When I showed Julien the work of Tara Donovan, we had to take a spontaneous trip to our neighborhood Walgreens to buy a bulk pack of plastic cups so Julien could try working with them. And after I took down our Julie Mehretu book and explained the scale of some of her works, we had to go to Lowe's and obtain a giant scroll of contractor's paper so that Julien could unroll it on the floor and get lost in shapes, lines, and meandering squiggles. (Don't get me wrong, I'm not just being romantic here: part of the thrill of this interest Julien has is purely pragmatic, on my end: it keeps him seriously busy for multiple hours at a time.)

Julien got on an architecture kick the other day, and now the floor of his room vaguely resembles the opening scenes of the film Wall·E, where you can't quite distinguish actual skyscrapers from the tremendous piles of rubbish. (When I get weary of his demands to build yet another tower, Julien lambasts me with the axiom, "Builders never give up!")

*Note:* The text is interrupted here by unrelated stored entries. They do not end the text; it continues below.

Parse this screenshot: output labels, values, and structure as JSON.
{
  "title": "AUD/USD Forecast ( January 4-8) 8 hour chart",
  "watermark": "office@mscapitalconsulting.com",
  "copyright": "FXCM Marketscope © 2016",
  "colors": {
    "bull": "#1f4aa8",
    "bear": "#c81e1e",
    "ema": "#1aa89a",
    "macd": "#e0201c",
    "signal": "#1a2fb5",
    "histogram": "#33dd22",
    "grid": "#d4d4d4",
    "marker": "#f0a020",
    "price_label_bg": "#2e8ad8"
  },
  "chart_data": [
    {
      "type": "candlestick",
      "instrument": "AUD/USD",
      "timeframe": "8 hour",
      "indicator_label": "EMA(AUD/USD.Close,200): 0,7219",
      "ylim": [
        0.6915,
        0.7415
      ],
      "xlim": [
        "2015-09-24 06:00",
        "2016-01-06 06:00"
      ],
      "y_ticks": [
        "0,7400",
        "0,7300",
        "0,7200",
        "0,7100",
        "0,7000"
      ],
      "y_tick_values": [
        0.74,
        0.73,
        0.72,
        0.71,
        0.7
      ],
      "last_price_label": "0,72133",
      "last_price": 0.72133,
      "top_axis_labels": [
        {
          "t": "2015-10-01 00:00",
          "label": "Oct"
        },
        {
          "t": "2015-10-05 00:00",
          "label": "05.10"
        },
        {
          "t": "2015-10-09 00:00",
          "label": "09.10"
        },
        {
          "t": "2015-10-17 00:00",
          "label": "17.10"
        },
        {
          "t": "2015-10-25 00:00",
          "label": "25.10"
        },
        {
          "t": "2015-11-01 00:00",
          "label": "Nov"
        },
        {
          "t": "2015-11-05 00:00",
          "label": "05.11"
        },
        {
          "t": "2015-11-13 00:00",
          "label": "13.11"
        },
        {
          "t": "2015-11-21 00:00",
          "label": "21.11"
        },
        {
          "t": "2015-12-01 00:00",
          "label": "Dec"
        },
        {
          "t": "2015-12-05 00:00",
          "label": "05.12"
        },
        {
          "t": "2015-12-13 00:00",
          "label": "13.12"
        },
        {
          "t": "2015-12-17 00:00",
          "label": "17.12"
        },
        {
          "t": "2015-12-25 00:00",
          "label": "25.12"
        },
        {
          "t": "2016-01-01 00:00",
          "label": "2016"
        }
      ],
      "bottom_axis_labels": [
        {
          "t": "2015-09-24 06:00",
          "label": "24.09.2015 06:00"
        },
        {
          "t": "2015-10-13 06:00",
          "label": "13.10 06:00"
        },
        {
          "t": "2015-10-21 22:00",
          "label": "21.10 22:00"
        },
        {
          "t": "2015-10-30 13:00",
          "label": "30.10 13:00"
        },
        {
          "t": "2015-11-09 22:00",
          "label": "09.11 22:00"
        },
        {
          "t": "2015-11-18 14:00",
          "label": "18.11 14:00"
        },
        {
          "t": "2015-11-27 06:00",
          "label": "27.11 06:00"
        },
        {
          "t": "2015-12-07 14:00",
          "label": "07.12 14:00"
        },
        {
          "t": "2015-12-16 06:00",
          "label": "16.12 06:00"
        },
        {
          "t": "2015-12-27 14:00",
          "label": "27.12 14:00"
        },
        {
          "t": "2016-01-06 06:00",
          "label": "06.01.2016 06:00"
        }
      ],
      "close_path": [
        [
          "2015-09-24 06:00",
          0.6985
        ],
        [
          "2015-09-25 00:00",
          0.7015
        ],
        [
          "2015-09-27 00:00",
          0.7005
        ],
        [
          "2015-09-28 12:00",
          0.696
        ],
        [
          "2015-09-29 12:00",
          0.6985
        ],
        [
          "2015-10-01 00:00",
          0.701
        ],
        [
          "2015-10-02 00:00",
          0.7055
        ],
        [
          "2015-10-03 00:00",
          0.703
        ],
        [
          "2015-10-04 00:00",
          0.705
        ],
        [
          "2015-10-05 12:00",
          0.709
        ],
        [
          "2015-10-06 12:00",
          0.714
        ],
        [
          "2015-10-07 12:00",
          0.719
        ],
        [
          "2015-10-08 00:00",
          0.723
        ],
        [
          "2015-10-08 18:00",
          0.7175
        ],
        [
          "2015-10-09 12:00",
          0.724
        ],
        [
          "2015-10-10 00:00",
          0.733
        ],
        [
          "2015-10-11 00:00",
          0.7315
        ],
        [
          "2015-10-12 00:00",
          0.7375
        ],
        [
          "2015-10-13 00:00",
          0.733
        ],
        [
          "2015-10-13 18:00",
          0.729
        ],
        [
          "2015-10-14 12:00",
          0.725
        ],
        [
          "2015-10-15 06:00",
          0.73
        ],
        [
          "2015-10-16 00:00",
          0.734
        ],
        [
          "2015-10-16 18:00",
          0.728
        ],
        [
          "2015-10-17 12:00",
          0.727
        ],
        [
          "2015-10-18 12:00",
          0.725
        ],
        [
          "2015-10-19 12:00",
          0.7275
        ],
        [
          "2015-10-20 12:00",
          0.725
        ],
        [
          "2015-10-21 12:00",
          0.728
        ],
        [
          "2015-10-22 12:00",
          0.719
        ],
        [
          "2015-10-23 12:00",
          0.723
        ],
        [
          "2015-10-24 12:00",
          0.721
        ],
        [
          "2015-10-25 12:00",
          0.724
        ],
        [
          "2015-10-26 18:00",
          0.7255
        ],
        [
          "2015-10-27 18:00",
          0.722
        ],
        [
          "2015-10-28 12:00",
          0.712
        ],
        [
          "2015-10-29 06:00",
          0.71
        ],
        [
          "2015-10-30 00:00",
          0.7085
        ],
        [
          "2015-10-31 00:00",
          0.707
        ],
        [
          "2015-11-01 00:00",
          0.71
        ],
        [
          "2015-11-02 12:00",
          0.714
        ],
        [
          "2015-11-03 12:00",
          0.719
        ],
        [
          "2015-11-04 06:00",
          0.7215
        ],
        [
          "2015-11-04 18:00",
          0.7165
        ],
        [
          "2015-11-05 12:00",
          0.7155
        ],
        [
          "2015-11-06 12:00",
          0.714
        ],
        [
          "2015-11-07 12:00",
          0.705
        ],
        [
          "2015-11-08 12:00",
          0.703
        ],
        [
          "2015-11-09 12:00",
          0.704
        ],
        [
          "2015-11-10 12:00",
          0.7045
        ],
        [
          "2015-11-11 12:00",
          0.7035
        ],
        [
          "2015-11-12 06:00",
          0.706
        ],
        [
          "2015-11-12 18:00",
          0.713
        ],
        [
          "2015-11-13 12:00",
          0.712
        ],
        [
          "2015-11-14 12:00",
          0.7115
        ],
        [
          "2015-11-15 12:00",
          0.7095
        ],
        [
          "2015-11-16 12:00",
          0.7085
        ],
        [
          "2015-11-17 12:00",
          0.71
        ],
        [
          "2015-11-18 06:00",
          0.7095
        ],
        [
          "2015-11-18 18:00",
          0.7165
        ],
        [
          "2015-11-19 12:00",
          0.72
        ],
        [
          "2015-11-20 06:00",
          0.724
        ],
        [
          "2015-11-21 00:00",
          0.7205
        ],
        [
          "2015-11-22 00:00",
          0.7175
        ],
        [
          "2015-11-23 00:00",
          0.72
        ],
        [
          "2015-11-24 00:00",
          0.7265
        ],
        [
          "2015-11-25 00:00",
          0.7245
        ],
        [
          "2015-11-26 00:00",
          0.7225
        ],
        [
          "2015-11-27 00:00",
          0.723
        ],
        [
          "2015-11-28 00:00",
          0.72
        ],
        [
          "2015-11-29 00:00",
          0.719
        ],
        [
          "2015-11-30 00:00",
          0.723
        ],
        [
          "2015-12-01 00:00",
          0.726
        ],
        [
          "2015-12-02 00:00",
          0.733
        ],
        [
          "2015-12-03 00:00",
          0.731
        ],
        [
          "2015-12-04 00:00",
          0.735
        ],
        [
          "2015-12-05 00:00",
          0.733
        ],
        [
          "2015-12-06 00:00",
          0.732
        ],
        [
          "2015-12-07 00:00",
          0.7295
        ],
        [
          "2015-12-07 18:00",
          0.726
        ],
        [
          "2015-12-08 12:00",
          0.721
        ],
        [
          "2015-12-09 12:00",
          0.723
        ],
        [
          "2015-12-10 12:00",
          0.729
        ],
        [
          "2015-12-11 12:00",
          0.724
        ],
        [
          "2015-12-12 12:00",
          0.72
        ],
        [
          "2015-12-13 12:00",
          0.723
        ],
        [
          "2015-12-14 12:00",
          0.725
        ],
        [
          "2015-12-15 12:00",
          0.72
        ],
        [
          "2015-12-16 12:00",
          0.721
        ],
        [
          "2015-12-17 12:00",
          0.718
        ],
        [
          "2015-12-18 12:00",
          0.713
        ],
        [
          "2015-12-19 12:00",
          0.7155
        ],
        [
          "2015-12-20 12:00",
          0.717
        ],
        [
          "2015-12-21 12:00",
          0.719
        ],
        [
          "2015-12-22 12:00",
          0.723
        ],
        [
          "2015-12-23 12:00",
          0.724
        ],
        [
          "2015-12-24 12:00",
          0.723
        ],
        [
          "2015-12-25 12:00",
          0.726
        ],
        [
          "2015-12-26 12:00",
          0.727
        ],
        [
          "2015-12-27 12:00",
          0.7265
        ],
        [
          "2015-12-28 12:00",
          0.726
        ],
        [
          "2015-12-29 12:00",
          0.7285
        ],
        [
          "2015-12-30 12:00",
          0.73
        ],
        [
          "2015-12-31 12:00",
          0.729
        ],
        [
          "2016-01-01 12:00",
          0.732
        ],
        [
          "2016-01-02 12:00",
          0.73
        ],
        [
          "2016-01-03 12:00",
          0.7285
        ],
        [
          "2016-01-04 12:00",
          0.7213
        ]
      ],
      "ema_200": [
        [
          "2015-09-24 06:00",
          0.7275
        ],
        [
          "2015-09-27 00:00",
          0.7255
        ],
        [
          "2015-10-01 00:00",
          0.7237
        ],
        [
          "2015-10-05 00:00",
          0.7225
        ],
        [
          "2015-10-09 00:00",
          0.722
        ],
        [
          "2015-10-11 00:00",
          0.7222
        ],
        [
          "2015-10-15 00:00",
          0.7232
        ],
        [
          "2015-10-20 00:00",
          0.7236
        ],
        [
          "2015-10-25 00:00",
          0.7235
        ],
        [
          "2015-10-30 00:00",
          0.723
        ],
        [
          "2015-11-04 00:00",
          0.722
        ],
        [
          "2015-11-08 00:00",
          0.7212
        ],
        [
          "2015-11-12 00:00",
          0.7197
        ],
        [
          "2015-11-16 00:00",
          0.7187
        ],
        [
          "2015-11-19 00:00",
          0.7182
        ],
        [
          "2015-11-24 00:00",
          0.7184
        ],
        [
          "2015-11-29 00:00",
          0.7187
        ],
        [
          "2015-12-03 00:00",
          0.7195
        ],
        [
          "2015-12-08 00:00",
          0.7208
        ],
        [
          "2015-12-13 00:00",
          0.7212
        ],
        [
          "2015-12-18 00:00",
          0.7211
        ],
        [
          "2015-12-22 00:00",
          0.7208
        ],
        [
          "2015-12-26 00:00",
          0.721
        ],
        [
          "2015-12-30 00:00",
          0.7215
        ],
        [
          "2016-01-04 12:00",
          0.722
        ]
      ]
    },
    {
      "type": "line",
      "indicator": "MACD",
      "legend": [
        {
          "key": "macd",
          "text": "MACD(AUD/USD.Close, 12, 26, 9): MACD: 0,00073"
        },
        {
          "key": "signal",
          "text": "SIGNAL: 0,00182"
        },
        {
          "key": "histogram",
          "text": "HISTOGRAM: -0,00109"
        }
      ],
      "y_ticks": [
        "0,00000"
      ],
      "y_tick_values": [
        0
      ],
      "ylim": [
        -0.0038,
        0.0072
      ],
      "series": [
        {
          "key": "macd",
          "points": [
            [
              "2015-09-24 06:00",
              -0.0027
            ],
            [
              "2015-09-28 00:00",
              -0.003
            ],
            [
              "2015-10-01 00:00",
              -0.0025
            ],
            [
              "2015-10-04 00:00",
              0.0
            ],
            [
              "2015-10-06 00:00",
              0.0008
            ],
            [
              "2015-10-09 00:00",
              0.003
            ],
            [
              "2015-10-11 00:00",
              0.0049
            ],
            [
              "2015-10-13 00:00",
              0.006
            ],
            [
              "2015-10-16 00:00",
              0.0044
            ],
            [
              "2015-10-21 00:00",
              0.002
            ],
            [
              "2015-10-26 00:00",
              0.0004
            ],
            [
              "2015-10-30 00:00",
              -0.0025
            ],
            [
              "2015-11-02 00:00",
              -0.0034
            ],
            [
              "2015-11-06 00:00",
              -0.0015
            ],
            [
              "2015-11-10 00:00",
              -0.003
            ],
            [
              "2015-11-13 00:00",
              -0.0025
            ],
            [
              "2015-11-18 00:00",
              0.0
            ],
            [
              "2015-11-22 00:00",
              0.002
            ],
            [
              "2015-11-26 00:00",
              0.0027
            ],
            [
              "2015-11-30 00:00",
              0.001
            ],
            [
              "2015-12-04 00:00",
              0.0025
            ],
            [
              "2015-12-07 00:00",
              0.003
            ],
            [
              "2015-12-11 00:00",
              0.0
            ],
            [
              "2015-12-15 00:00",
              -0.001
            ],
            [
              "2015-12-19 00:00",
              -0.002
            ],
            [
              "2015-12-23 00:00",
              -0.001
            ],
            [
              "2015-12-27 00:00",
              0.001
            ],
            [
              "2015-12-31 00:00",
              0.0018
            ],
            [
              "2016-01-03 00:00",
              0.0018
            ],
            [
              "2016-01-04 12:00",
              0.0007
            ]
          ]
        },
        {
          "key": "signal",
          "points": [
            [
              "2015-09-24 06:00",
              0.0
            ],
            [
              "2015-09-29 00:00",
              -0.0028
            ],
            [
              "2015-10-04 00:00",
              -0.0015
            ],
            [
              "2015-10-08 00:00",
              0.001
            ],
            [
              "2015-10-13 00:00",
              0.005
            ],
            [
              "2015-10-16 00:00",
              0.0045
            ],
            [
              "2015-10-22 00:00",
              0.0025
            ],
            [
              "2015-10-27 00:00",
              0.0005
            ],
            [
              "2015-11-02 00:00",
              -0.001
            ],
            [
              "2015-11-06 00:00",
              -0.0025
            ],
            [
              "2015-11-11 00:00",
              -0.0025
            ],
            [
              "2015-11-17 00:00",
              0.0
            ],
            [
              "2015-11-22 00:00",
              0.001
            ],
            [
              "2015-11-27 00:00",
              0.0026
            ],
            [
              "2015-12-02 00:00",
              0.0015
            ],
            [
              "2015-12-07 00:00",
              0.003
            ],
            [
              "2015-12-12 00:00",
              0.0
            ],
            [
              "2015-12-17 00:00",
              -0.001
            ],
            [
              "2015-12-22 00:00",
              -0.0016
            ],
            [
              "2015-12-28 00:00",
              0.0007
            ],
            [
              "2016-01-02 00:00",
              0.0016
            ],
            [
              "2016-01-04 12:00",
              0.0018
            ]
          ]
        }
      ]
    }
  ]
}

Last week as I was preparing for my seminar on David Foster Wallace, I glanced over at a small box of Legos that I keep in my office, for when Julien occasionally joins me there on the weekends. I had this sudden thought: Maybe I should take the Legos to class and ask my students to build and present concepts for their final projects! I didn't do it that day, but I think I will plan something like this next semester: get my students to make something, in another medium, before they start to write. Of course writing can be a form of art, too—but we often forget this, even in (sometimes especially in) college English classes.